No problem. Regarding Kirk's tweet, at that point (early August) it was already well established that the IBA had disqualified Khelif (and another boxer, Lin) from their women's tournaments for ineligibility due to failing a sex test. They hadn't released specifics due to medical confidentiality but it wasn't a rumour and even though Khelif appears male it wasn't about looks.
> What brings us to the main point the right always doesn't get: What is a woman? If body and mind have the same gender it's easy but what if body and mind have a different gender? Seems to me the concept that the mind doesn't need to align with the body seems impossible to them.
It's not just the right who are skeptical of this idea. Like what does "body and mind have a different gender" even mean when you look at the detail of it?
> And that is only based on rumors and Imane Khelif's looks.
This is inaccurate. A lab report showing that Khelif has an XY karotype, and extracts from Khelif's medical file describing a male-only disorder of sex development (5-ARD), were leaked to journalists.
Kirk talked about this from a conservative perspective but it's more a women's rights and competitive fairness issue than anything else.
Not really. Each of these conditions can be understood and described in terms of male and/or female sex development. The "spectrum" rhetoric obfuscates detail.
> the traits that society-at-large attributes to the sexes
This is just sexist stereotyping though. Doesn't mean you're neither woman nor man if you don't adhere to these stereotypes. That's absurd.
The problem with "non-binary" is that it is inherently sexist in the worldview it describes.
It does involve hormones as part of the mechanism but puberty is primarily about the maturation of the reproductive system, and how this is experienced depends on one's sex.
To take female puberty as an example, this is the growth and development of the uterus, ovaries, labia and breasts to reach their mature form and function. Most importantly, the menstrual cycle begins, making pregnancy possible.
If a boy has testosterone blocked and is given estrogen instead, he doesn't experience any of this, except perhaps some breast tissue growth and redistribution of fat. His penis and testicles will not develop further and he will probably remain sterile.
However, he doesn't have a female reproductive system, so this is not more similar to female puberty. What he's experiencing is stunted male development, a pharmaceutically-induced eunuch state.
There is no option for him to go through female puberty rather than male puberty, because he lacks the type of reproductive system that would make this possible. As female puberty is not an experience available to him, it makes no sense to describe male puberty as being the "wrong puberty" for him.
Likewise for girls and the impossibility of experiencing male puberty.
> Did the Review reject studies that were not double blind randomised control trials in its systematic review of evidence for puberty blockers and masculinising / feminising hormones?

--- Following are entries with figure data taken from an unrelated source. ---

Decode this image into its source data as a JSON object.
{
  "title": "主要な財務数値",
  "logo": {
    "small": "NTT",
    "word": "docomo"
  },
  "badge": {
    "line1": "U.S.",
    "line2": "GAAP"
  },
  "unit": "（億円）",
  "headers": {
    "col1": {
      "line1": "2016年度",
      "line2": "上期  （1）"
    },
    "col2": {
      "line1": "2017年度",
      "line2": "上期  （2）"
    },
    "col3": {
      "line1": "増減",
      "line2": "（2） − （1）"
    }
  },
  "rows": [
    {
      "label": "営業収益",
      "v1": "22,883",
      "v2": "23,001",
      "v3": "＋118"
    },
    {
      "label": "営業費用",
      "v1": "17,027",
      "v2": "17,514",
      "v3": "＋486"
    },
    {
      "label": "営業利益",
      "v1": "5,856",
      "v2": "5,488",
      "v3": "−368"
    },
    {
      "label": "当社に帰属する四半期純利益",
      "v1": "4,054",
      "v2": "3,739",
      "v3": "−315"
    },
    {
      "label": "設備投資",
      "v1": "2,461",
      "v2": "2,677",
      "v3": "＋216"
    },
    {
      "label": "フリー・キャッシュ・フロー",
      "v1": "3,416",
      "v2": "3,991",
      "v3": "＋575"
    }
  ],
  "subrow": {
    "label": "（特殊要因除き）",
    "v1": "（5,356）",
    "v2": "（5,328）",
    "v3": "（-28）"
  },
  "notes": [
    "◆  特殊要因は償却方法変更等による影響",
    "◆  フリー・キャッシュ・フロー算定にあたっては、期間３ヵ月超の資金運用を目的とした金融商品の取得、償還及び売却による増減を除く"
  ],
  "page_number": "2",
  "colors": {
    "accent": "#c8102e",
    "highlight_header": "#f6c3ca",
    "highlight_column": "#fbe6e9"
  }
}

> No. There were no randomised control studies identified in the systematic reviews, but other types of studies were included if they were well designed and conducted.
That ~1% figure is unlikely to reflect the full picture of regret. That paper defines regret very narrowly: only including the patients who made an appointment with their original medical team to discuss regret, and only if they regret surgical removal of their sex organs. Plus, a large number of their total cohort were lost to follow-up.
Puberty is a stage of natural maturation of the body. There is only one, as per your sex, and you can't go through the wrong one. The puberty of the opposite sex is not an option.
This conception of the "wrong puberty" as something that needs to be blocked is as absurd as all that "born in the wrong body" ideological nonsense.
Most importantly, children can't meaningfully consent to having their sexual function permanently damaged.